The one constant has been strong people, who can pivot and bend without breaking, and remain optimistic in the face of difficulty
Incremental experimentation, of course, requires more than just adopting the mindset of a scientist. In A Step-by-Step Guide to Smart Business ExperimentsEric T. Anderson and Duncan Simester provide a clear and executable framework for incremental experimentation. First, focus on short term impacts for individuals rather than segments or geographies over a lifetime provides. This provides immediate feedback on customer purchasing behavior, rather than perception, over a lifetime. Next, design simple experiments that are low cost and create freedom to explore customer behavior independent of the risk of material R&D costs. Remember: a POC that predicts how the customer will respond in real life builds a business case for larger scale deployments.

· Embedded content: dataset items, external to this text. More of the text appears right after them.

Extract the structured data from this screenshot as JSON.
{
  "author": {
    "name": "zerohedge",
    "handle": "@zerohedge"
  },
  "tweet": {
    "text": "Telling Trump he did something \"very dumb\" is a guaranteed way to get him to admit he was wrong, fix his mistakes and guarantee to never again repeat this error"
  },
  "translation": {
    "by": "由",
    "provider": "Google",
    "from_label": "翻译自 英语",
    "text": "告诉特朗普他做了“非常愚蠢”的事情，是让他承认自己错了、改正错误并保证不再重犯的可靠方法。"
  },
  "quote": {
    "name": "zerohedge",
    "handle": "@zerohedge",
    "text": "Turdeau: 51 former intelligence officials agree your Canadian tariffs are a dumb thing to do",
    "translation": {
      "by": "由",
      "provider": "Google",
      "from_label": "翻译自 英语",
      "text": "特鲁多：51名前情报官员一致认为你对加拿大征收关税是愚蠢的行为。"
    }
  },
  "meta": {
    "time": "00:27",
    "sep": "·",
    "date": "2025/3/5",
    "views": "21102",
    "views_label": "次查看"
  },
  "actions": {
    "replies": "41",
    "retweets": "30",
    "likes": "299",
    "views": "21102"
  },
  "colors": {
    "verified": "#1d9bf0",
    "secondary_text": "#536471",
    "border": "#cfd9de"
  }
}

Once your results are in, segment then customers into subgroups to identify any trends lost at the aggregate level. Certain actions impact specific customers over another, and this analysis can highlight such. The fifth step is out of the boxing “what if” thinking. If we’re looking for breakthrough, asking more interesting questions can provide unconventional, novel results. Anderson and Simester call out Tesco, the UK supermarket, who “discovered that it was profitable to send coupons for organic food to customers who bought wild birdseed” noting how “Tesco allows relatively junior analysts at its corporate headquarters to conduct experiments on small numbers of customers”. The authors remind us to measure what matters and look for natural experiments which allows the organisation to learn about the customer at little or no additional expense.
Human centered solution
Understanding the customer and designing solutions that are purpose built is the core to human centered design. “Design thinking is a human-centered approach to innovation that draws from the designer’s toolkit to integrate the needs of people, the possibilities of technology, and the requirements for business success” explains, Tim Brown Executive Chair of IDEO, the leading design and consulting firm.

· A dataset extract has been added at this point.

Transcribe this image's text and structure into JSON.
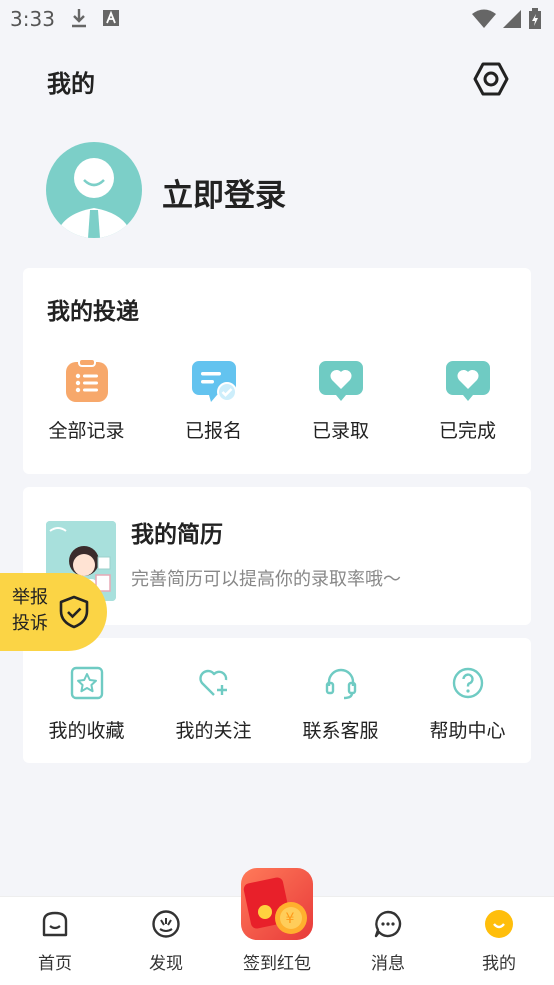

Brown notes that design is “not linear or standardized” but instead requires ideas that are divergent(the exploration and creation of multiple ideas or choices) and convergent(the analysis and selection of alternatives) during an interview with Huffington Post. The iterative process involves understanding customer needs from various perspectives and developing concepts, but most critically, studying customer reactions to find the best solution. Brown also discusses how customers are an integral part of the design process and the criticality of their involvement, a notion applied in the healthcare industry in the HBR article Putting Humans at the Center of Health Care Innovation.
In summary, while we cannot predict the perfect outcome of a technological deployment, we are able to increase the likelihood of its occurrence. Creating the time and space to capture the true essence of the problem we are solving, testing our solutions in an agile and iterative manner as well as designing with the customer at the core creates the framework to design a delightful customer experience.